Kingsman: The Secret Service was a big sleeper hit, racking up $414m worldwide and confirming director Matthew Vaughn as a major Hollywood player. So can the British film-maker repeat the trick? So far Kingsman: The Golden Circle is balancing precariously at 50% approval on the reviews aggregator Rotten Tomatoes, indicating a mixed reception to the return of super-spy Eggsie and his cohort of nattily dressed secret agents. Here’s your chance to weigh in on the film’s key talking points.
The shock tactics
The Kingsman series was originally pitched by Vaughn as a more fun version of James Bond, a return to the crazy gadgets and over-the-top villains of late Sean Connery-era 007. The Golden Circle is certainly eye-poppingly outrageous. Quite what the Allen family has done to deserve so much on-screen mutilation is open to question, but poor old Keith certainly goes one better than his son Alfie did in Game of Thrones as he’s turned into man-burger by the nefarious Poppy Adams (Julianne Moore). Then there’s the scene in which another Poppy, the real-life Delevingne sister, is unwittingly supplied with a minute tracking device so the Kingsmen can spoil Adams’ plans for world domination. Desperately poor taste, or just cartoonish high jinks?
The Americans
Given the huge success of the original, quintessentially British Kingsman with US audiences, it seemed a slightly shonky decision to introduce an American spy agency into the mix. Was this anything more than an excuse to cast Channing Tatum, Jeff Bridges and Halle Berry as members of Statesman, the whisky-funded sister agency to Kingsman? Or did you feel the newcomers held their own? Why did Pedro Pascal, arguably the least notable new cast member, get so much screen time compared with his fellow spies?
The political undertones
Vaughn’s earlier Mark Millar-inspired comic book romp, Kick-Ass, was pilloried at the time of release due for including the foul-mouthed 11-year-old Hit Girl, played with spiky verve by Chloë Grace Moretz. The more easily outraged sections of the UK press are not likely to enjoy The Golden Circle much either, given its implications that recreational drugs should be legalised since everyone is doing them anyway.
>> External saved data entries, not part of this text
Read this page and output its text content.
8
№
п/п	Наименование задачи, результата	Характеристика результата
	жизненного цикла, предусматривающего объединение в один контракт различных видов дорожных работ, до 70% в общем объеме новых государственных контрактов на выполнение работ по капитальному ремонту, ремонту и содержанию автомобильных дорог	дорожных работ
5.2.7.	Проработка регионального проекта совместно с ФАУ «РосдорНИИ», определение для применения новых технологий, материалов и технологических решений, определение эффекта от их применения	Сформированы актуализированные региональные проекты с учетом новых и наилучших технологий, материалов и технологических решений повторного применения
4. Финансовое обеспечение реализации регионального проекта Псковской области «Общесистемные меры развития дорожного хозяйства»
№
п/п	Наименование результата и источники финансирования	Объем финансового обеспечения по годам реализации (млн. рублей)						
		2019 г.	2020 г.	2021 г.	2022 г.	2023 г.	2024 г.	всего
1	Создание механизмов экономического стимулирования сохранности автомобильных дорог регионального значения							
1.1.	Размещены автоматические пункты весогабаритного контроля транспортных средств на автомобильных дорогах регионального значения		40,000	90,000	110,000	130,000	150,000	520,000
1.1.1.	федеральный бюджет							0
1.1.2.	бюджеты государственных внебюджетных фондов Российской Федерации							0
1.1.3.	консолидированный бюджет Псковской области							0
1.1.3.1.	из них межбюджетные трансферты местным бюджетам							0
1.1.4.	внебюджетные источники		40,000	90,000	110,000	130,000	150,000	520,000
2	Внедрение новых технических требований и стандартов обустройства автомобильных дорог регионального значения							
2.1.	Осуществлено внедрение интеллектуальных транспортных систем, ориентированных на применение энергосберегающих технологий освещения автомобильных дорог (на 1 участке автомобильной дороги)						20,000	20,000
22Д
Then there’s the film’s knuckle-headed US president, who decides to cheerfully doom all the world’s drug users to a horrific death rather than be seen to give in to terrorism. Is it coincidence that Bruce Greenwood’s leader ends up getting impeached as a result of his actions – and because of evidence given by a woman?
Elton John
Is Elton John known for swearing a lot, or did Vaughn and Goldman just find it funny to imagine the legendary singer as cantankerous and foul-mouthed? Why does Elton start doing “bullet time” kung fu at one point? Initially pretty sharp, the cameo felt to me as though it was ultimately stretched to breaking point.
The original Kingsman comic book featured a scene in which a group of terrorists capture Mark Hamill, but perhaps the Star Wars actor refused to play himself in the film adaptation, given that he was cast as Professor James Arnold in Kingsman: The Secret Service. Elton should really have taken a leaf out of Hamill’s book, because his appearance here seems little more than headline-baiting hot air.
The return of Harry Hart
A Kingsman movie without Colin Firth’s dapper charms might have been unthinkable, but Vaughn and co should probably have considered that before they agreed that his Harry Hart character would be be shot in the head last time out. The return of Galahad creates huge problems, not least that the introduction of a gadget that can bring people back to life removes any sense of peril from Vaughn’s spectacular high-octane fight scenes.
It reminds me of Mission: Impossible’s face-swapping gimmick, which was so horribly over-used in John Woo’s second instalment that it was barely mentioned for the next three movies. If there is a third Kingsman film, Vaughn and Goldman would do well to pretend the events of The Golden Circle never happened.
The deaths
For me The Golden Circle seemed to rather miss Sophie Cookson’s Roxy Morton, who was killed off despite the chemistry between her and Taron Egerton’s Eggsy in the first film. And future episodes of the spy saga will surely feel a little lacklustre without Mark Strong’s Merlin, who always seemed to act the socks off everyone else in the room. Then again, given the aforementioned resurrection gizmo, perhaps we should gird our loins for both to return in part three.